1. Fostered my passion
Simple. I’ve loved learning about beating markets and haven’t lost my eagerness to continue.
2. Learned from others
During COVID I mapped out who followed / interacted with who and seemed to be sharing good ideas to curate a following list I could scroll for hours with and absorb the thought processes
Read 10-ks, VIC posts, threads, and interviews aggressively to see more at bats
Posted my own ideas to the blog (and a lot of drafts that never made it out of DMs) and entered undergrad stock pitch competitions to get reps; quality has definitely improved and the ideas have generally been successful + won 3rd and prize money at Cornell’s
Took the Fundamental Edge course to accelerate my development and am studying for August CFA right now
3. Getting physically in front of people to make personal connections
Trips to NYC to meet people and hustling Markel / Berkshire; at BRK I recognized Krish & Nikhil from their Sohn pitch and chased them down to introduce myself. They said I was the only person to recognize them from it.
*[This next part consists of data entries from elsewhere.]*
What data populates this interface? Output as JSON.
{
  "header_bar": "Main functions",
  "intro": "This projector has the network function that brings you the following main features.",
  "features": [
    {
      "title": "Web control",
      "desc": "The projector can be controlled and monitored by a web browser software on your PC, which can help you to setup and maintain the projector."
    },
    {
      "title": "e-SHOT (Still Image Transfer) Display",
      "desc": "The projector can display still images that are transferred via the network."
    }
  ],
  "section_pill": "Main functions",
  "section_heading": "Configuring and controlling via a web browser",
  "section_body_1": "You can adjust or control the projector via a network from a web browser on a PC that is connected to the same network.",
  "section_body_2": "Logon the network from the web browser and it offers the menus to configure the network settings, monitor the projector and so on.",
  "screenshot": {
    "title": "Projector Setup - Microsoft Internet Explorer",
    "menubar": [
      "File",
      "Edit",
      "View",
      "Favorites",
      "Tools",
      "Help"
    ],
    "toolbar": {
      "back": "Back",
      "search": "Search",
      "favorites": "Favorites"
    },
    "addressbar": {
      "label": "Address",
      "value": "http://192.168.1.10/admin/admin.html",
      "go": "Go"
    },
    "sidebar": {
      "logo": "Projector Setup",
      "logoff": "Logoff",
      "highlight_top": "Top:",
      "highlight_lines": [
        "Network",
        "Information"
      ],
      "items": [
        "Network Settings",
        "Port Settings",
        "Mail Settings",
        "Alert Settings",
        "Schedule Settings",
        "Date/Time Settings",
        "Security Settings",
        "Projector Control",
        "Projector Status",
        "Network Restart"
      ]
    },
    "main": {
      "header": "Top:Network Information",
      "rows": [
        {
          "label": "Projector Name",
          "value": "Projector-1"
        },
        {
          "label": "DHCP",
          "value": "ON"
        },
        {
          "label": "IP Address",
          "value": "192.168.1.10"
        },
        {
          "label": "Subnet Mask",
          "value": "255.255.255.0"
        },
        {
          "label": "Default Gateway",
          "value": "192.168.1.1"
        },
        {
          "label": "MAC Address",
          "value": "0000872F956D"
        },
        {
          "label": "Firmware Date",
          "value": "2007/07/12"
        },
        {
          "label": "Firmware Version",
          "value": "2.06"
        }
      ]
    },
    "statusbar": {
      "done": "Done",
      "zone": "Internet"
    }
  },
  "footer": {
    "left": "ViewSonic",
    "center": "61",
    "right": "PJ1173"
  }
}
Went to ICR and convinced David at Kingdom to meet me before. Brewster had left but had forgotten a pillow for his shoulder surgery at his hotel so I rented a car, moved my flight back, and drove the few hours to deliver it to his place to meet him, parlayed that into some introductions with his buddies
Literally yesterday I rented a car and drove ~5 hours to catch up with a mentor I met at BRK after my family’s Memorial Day vacation
I’ve also gotten much better at picking up the phone and cold calling or cold DMing people even outside of the investment industry to continually learn more and make more connections
4. Gritty-ness
I haven’t let the setbacks or detours kill my passion, stop me from growing my network, or working on my process. I may not have responded optimally, but it hasn’t put an absolute stop to my wins and I’m accelerating out of the hole. Won’t get into too much detail on a public blog about this.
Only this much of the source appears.